S wakes up and panics when Clooney is no longer in the broiling death grip. He rises, and searches the room for his furry sidekick. His whisper calls to the dog increase in pitch as he begins to panic, and whisper-yells at me: "Clooney's gone. He ran away."
While I am too befuddled to explain that Clooney lacks apposable thumbs and therefore is unlikely to have escaped from a house where the only exits have door knobs, I stammer through a guarantee that in fact, the dog surely must be home.
Stumbling. Searching. More looking for the dog. "HERE HE IS." As expected. I hear, in the dark, Clooney's put-out sigh as he is again captured and returned to his own personal sauna.
4 AM. Suddenly, I am awake. Very awake. I remain this way for 35 minutes before dozing off again.
6 AM. Alarm. My sleep, awkward, interrupted and shallow, is over. I round up dopey children to start another day. Another in a seven-year-long string of cranky days caused by irregular, unreliable sleep.
The children are difficult to rouse.

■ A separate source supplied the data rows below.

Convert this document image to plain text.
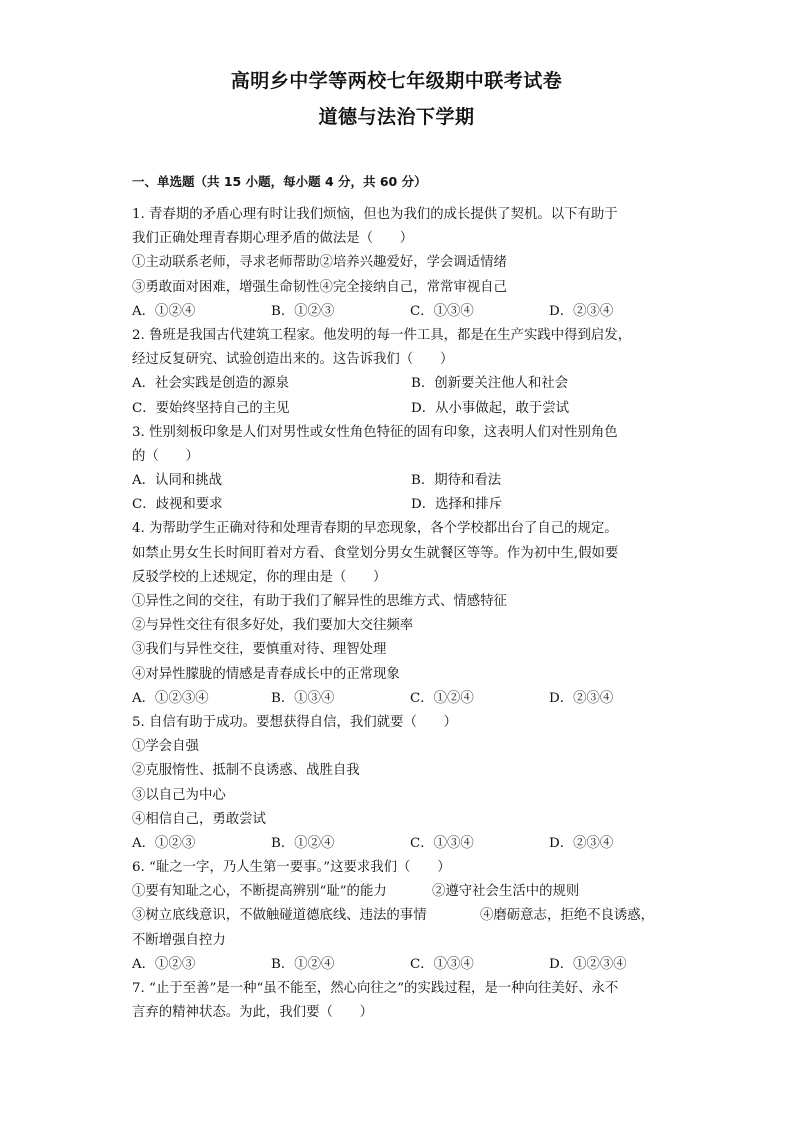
高明乡中学等两校七年级期中联考试卷
道德与法治下学期
一、单选题（共 15 小题，每小题 4 分，共 60 分）
1. 青春期的矛盾心理有时让我们烦恼，但也为我们的成长提供了契机。以下有助于
我们正确处理青春期心理矛盾的做法是（　　）
①主动联系老师，寻求老师帮助②培养兴趣爱好，学会调适情绪
③勇敢面对困难，增强生命韧性④完全接纳自己，常常审视自己
A．①②④	B．①②③	C．①③④	D．②③④
2. 鲁班是我国古代建筑工程家。他发明的每一件工具，都是在生产实践中得到启发，
经过反复研究、试验创造出来的。这告诉我们（　　）
A．社会实践是创造的源泉	B．创新要关注他人和社会
C．要始终坚持自己的主见	D．从小事做起，敢于尝试
3. 性别刻板印象是人们对男性或女性角色特征的固有印象，这表明人们对性别角色
的（　　）
A．认同和挑战	B．期待和看法
C．歧视和要求	D．选择和排斥
4. 为帮助学生正确对待和处理青春期的早恋现象，各个学校都出台了自己的规定。
如禁止男女生长时间盯着对方看、食堂划分男女生就餐区等等。作为初中生,假如要
反驳学校的上述规定，你的理由是（　　）
①异性之间的交往，有助于我们了解异性的思维方式、情感特征
②与异性交往有很多好处，我们要加大交往频率
③我们与异性交往，要慎重对待、理智处理
④对异性朦胧的情感是青春成长中的正常现象
A．①②③④	B．①③④	C．①②④	D．②③④
5. 自信有助于成功。要想获得自信，我们就要（　　）
①学会自强
②克服惰性、抵制不良诱惑、战胜自我
③以自己为中心
④相信自己，勇敢尝试
A．①②③	B．①②④	C．①③④	D．②③④
6. “耻之一字，乃人生第一要事。”这要求我们（　　）
①要有知耻之心，不断提高辨别“耻”的能力	②遵守社会生活中的规则
③树立底线意识，不做触碰道德底线、违法的事情	④磨砺意志，拒绝不良诱惑，
不断增强自控力
A．①②③	B．①②④	C．①③④	D．①②③④
7. “止于至善”是一种“虽不能至，然心向往之”的实践过程，是一种向往美好、永不
言弃的精神状态。为此，我们要（　　）
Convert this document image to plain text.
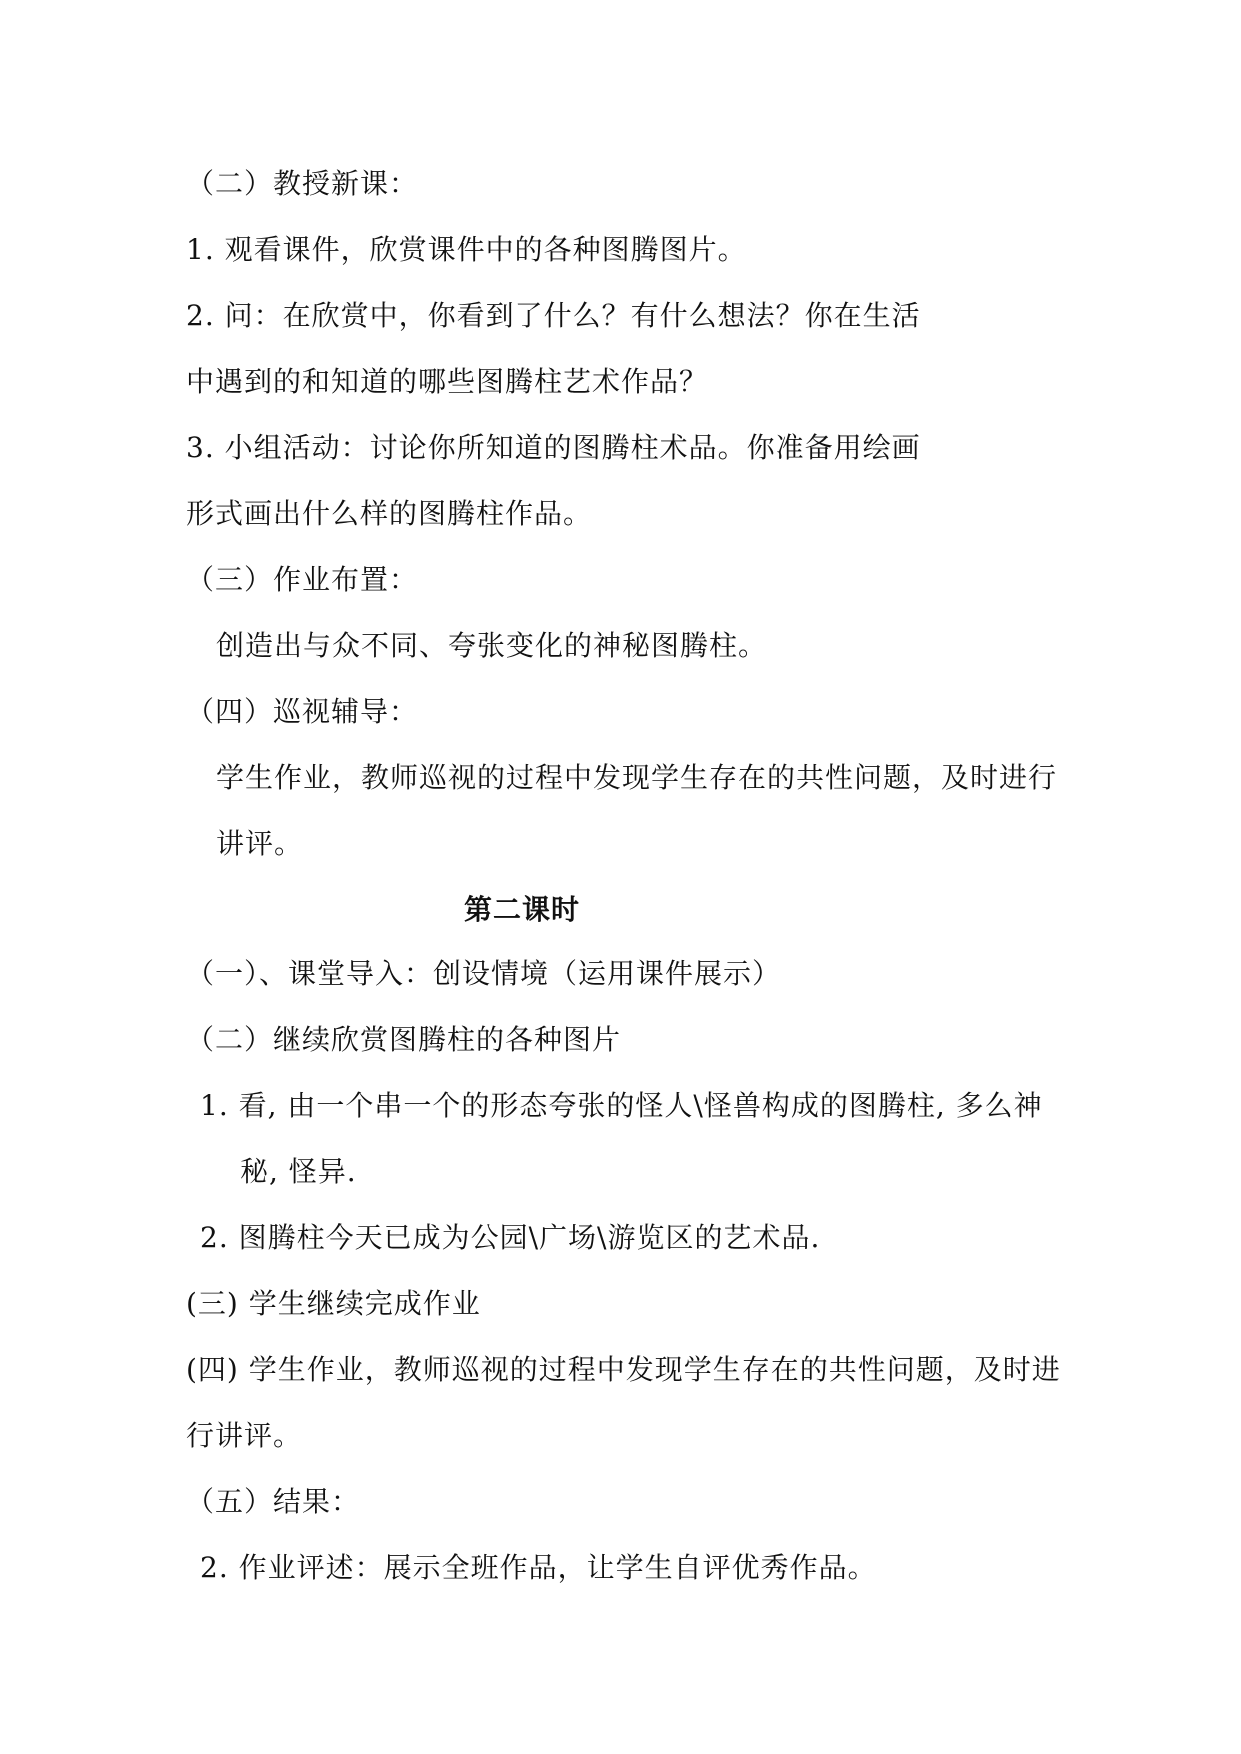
（二）教授新课：
1. 观看课件，欣赏课件中的各种图腾图片。
2. 问：在欣赏中，你看到了什么？有什么想法？你在生活
中遇到的和知道的哪些图腾柱艺术作品？
3. 小组活动：讨论你所知道的图腾柱术品。你准备用绘画
形式画出什么样的图腾柱作品。
（三）作业布置：
创造出与众不同、夸张变化的神秘图腾柱。
（四）巡视辅导：
学生作业，教师巡视的过程中发现学生存在的共性问题，及时进行
讲评。
第二课时
（一）、课堂导入：创设情境（运用课件展示）
（二）继续欣赏图腾柱的各种图片
1. 看, 由一个串一个的形态夸张的怪人\怪兽构成的图腾柱, 多么神
秘, 怪异.
2. 图腾柱今天已成为公园\广场\游览区的艺术品.
(三) 学生继续完成作业
(四) 学生作业，教师巡视的过程中发现学生存在的共性问题，及时进
行讲评。
（五）结果：
2. 作业评述：展示全班作品，让学生自评优秀作品。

There is a Hansel and Gretel trail of Legos leading from the floor-comforter back to S's bed. The night of musical chairs has taken its toll. Perhaps, but not necessarily the most annoying thing happens as M rises:
M goes into E's room and calls, "E must have slept in S's bed last night." M's footfalls proceed down the hall to S's room: "Wait. There's nobody in here, either. Where is everyone?"
Not only had he not heard the night's busy goings-on, he managed to walk by the little bodies on his way to rouse them. While I can't quite put my finger on why, that seems unfair.

1 comment:

  1. I love your blog, It's so true to life. I agree with your choice of giving "S" a down comforter. I slept with one as a kid and my nights were never as good with out it.